On September 22, Governor Brown signed SB 1402, a bill that establishes joint and several liability for customers who contract with or use port drayage motor carriers who have unpaid wage, tax and workers’ compensation liability. SB 1402 is effective January 1, 2019.
California is home to the two busiest ports in the United States (Los Angeles and Long Beach) which, combined, represent the tenth busiest ports in the world. For at least the last decade, labor groups (including the Teamsters Union) have alleged that truck drivers at the ports have been misclassified as independent contractors rather than employees. A number of legislative efforts have been attempted over the years including efforts to statutorily mandate that port truck drivers are employees, rather than independent contractors.
Senate Bill 1402 (Lara) represents an effort to put pressure on retailers and other customers of port trucking companies by putting them potentially “on the hook” for joint liability under certain conditions. Because of the wide range of industries that depend on port trucking (agriculture, retailers, manufacturing, car dealers), the potential impact of this new law is far-reaching.
SB 1402 requires the Division of Labor Standards Enforcement (DLSE) to compile a list (and post it on its website) of any port drayage motor carrier with any unsatisfied judgments, including for failure to pay wages, imposing unlawful expenses, failure to remit payroll taxes, failure to provide workers’ compensation insurance, or misclassification of employees as independent contractors. DLSE is not allowed to place a port trucking company on the “blacklist” until the period of time for all judicial appeals has expired – so this list is for unsatisfied final judgments.
Contract With These Companies At Your Own Peril
The potential “skin in the game” for businesses that rely on port trucking companies comes in the addition of new Labor Code Section 2810.4(b)(3). This provision states that a customer that engages or uses a port trucking company on the “blacklist” shall share all civil legal responsibility and civil liability owed to a driver for services obtained after the date the company appeared on the “blacklist.”
The new law specifies that this means joint and several liability with the trucking company for the full amount of unpaid wages, unreimbursed expenses, damages and penalties. Every customer that uses a port trucking company on the “blacklist” in a given workweek shall be jointly and severally liable for unpaid wages and other damages which are found to be owed by the port trucking company for that workweek.
SB 1402 contains an expansive definition of “customer” of a port trucking company. Specifically, “customer” means a business that engages or uses a port trucking company to perform services on the customer’s behalf, whether the customer directly engages or uses a port trucking company or indirectly uses a company through the use of an agent such as a freight forwarder, motor transportation broker, ocean carrier, or other motor carrier. However, “customer” does not include (1) a business with fewer than 25 workers, (2) public entities, or (3) a marine terminal operator or similar business who has incidental relationships with port trucking companies.

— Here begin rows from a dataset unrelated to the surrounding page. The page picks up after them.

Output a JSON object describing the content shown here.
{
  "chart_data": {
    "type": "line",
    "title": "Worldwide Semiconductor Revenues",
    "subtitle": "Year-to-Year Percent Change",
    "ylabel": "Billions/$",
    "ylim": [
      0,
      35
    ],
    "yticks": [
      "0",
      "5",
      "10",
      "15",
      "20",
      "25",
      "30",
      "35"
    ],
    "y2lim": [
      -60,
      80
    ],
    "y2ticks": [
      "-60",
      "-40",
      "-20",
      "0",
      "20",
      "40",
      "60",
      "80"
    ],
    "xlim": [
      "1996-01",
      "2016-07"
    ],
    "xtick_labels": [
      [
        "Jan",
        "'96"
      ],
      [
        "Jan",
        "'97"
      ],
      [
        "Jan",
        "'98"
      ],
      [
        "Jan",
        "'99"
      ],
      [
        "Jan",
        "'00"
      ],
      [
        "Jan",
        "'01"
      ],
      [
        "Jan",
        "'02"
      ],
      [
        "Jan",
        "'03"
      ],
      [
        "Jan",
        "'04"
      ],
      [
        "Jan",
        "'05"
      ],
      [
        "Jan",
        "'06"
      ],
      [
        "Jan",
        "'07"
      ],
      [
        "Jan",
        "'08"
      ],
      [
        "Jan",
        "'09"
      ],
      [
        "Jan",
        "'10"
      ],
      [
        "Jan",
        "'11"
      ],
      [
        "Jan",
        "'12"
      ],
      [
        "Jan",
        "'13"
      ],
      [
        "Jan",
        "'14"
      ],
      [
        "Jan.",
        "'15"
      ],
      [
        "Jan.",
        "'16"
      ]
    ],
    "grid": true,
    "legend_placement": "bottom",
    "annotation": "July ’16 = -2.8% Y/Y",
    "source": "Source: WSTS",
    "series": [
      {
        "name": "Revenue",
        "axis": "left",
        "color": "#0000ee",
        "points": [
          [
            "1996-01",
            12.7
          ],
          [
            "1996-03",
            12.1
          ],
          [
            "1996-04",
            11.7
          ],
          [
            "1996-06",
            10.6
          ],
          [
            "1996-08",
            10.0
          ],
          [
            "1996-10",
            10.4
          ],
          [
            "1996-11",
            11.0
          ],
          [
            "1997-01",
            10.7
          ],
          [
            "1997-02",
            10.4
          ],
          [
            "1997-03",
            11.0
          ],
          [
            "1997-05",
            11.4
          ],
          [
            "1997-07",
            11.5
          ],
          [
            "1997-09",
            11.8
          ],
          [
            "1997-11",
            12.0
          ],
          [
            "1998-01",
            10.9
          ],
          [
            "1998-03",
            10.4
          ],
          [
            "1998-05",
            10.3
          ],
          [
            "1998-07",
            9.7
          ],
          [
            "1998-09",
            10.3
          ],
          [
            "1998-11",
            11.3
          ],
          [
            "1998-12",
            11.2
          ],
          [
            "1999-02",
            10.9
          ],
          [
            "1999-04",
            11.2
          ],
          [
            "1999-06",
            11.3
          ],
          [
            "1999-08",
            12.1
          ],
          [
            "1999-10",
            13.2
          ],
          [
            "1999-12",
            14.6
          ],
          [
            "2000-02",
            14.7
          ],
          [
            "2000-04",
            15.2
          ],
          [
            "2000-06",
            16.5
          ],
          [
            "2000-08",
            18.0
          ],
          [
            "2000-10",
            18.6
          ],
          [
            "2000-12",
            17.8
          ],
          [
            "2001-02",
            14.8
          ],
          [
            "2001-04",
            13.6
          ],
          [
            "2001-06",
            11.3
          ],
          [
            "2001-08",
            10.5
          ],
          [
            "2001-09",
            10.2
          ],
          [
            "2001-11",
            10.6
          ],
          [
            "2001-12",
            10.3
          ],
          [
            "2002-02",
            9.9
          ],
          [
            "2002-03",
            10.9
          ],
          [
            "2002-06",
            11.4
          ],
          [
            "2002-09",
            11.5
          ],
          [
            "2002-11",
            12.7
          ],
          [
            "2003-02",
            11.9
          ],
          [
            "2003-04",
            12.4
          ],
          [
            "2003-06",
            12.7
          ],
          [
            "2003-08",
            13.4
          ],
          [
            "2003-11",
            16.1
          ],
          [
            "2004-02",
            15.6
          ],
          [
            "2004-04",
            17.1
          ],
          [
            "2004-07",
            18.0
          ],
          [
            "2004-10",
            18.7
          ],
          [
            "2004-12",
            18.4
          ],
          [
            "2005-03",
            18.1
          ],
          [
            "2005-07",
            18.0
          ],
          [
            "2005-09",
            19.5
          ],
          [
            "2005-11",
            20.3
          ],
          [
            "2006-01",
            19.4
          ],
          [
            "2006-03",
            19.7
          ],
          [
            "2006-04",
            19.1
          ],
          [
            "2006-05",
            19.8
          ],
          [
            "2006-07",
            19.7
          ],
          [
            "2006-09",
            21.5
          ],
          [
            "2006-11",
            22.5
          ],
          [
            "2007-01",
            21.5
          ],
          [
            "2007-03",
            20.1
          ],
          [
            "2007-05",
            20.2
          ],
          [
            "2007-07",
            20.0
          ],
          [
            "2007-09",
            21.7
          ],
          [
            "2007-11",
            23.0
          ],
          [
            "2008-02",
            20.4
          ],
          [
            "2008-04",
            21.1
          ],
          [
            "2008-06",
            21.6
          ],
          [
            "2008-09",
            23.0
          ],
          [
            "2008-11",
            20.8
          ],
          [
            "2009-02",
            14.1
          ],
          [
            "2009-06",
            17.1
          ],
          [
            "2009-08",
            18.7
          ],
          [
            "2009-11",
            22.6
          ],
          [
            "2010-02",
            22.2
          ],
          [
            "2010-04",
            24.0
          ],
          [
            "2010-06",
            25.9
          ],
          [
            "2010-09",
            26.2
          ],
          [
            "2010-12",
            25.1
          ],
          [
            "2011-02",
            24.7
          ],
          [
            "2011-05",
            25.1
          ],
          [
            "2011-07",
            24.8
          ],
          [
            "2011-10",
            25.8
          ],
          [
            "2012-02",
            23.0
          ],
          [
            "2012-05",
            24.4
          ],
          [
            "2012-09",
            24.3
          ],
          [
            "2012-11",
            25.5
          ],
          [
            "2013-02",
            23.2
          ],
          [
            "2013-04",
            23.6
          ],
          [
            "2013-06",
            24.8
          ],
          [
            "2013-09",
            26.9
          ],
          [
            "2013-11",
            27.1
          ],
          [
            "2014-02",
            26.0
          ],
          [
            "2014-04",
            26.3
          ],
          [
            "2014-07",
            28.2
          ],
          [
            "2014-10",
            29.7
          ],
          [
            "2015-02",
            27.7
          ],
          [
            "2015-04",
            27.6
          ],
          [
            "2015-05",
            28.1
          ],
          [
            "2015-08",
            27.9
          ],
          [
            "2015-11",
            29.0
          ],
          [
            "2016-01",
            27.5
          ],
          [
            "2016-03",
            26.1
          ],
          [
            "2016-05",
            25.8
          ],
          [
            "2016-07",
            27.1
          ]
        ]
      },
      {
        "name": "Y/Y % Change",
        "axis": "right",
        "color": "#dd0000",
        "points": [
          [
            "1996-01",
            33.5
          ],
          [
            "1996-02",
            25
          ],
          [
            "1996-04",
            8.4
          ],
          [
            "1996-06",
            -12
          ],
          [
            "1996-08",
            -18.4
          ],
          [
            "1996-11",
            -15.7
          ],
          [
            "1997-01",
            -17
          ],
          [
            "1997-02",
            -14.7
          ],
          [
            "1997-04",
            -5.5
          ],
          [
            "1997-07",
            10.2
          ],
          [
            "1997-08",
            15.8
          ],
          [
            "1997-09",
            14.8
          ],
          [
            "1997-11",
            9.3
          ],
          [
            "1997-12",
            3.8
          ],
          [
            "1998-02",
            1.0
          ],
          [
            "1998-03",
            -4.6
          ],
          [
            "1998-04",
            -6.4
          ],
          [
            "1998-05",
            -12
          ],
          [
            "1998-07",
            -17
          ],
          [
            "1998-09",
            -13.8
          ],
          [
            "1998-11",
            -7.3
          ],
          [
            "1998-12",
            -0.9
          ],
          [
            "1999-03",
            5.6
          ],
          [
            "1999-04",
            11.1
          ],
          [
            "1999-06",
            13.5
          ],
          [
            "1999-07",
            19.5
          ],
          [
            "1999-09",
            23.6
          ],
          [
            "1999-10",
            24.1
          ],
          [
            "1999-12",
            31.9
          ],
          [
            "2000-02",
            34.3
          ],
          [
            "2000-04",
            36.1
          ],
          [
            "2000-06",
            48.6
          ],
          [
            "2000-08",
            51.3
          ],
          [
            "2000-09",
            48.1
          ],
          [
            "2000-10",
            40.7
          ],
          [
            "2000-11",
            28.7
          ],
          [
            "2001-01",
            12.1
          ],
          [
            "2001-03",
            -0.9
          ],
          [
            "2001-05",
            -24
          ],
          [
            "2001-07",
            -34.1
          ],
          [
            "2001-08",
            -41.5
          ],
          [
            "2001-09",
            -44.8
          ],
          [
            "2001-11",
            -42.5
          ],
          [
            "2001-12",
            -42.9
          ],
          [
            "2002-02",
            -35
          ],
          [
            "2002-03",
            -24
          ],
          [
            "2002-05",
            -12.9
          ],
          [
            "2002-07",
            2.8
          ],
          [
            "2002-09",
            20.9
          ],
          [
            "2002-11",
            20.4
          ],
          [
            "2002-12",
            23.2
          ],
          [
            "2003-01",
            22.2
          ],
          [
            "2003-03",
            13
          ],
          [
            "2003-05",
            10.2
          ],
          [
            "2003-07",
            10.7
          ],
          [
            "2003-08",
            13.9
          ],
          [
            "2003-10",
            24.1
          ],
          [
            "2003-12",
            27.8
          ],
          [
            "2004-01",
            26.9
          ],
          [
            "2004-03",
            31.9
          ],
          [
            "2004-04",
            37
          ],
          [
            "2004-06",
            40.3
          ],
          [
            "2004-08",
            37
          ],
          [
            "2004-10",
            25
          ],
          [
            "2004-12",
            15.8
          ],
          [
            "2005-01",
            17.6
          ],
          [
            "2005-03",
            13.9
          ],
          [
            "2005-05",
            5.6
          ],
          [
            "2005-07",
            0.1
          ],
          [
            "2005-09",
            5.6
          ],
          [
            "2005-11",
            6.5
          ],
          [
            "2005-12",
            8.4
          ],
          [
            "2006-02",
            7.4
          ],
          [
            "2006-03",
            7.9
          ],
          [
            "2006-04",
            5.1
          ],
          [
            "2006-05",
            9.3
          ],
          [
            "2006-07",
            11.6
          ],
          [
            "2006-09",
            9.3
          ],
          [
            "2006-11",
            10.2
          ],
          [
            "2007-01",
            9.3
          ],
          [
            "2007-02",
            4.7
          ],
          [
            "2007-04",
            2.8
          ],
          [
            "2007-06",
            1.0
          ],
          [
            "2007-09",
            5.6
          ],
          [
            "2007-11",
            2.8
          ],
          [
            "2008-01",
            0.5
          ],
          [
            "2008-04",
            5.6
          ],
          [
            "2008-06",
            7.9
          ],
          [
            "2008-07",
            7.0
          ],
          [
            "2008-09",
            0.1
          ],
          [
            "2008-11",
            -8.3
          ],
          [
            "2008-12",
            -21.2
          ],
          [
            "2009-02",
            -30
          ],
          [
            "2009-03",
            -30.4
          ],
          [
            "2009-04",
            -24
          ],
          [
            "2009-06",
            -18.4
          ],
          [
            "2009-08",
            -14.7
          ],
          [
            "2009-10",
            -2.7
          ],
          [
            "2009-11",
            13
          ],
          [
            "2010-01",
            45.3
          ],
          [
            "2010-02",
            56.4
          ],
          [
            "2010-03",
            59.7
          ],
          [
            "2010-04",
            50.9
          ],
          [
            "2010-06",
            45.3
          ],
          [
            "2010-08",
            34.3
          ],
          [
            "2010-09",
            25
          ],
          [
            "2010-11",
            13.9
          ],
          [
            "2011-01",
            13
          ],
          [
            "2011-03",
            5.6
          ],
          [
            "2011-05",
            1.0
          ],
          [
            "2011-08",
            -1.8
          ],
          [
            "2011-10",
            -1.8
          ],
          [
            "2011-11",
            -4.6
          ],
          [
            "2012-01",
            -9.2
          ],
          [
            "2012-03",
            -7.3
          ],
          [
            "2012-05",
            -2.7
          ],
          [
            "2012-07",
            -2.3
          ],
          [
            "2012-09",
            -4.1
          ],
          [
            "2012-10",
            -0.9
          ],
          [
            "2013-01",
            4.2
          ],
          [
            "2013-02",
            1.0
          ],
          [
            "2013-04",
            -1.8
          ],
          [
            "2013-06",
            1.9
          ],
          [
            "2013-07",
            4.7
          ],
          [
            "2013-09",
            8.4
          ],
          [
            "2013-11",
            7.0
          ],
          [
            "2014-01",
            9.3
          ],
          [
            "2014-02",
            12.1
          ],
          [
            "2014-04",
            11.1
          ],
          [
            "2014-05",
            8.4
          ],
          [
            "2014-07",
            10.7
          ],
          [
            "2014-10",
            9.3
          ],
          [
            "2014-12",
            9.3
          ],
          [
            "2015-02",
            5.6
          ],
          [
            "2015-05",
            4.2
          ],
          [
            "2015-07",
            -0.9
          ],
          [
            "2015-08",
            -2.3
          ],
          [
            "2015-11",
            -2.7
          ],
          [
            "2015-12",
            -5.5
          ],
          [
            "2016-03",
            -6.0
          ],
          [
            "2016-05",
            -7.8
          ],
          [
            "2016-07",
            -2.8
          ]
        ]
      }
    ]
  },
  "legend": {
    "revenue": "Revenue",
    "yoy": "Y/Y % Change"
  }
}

SB 1402 provides that joint liability under this new law may be determined by the Labor Commissioner, or by a court in a civil action (following 30 days’ notice to the customer). However, the good news is that the bill specifies that no civil action for joint liability may be brought pursuant to the Labor Code Private Attorneys General Act of 2004 (PAGA).
In order to place customer on notice about any potential joint liability, SB 1402 establishes several notice requirements for port trucking companies. First, a port trucking company, prior to providing services to a customer, shall provide written notice of any unsatisfied final judgments. However, the failure to provide the notice shall not absolve the customer of joint liability under the new law. Second, the law requires a port trucking company to notify a customer within 30 days of a final entry of judgment for specified claims. This appears designed to put the customer on notice whether they may have originally contracted with a trucking company that was not on the “blacklist,” but the trucking company may subsequently have an unsatisfied judgment.
Like most legislation, SB 1402 has a number of exceptions that were negotiated during the legislative process. SB 1402 specifies that the joint liability provisions do not apply to the following:
- Customers who engage with port trucking companies whose employees are covered by a bona fide collective bargaining agreement.
- Where the customer and the trucking company had an existing contract at the time the company is listed on the “blacklist,” joint liability shall not apply until the expiration of that contract or 90 days, whichever is shorter.
- Where a port trucking company is not listed on the DLSE “blacklist.”
- Where the port trucking company satisfied the judgment prior to the time period for which the joint and several liability is alleged.
SB 1402 goes into effect on January 1, 2019. Because of the wide range of companies that could potentially be deemed “customers” of port trucking companies, the impact of the new law could be far reaching.
Companies that engage with or use port trucking companies will need to develop protocols to monitor the DLSE “blacklist” to determine whether any potential contractor falls on that list. Businesses may wish to build in disclosure and notification requirements (or other due diligence processes) before engaging the services of a port trucking company. Finally, potential “customers” may wish to consult with counsel to discuss contract provisions or other methods to minimize any potential liability when dealing with port trucking companies.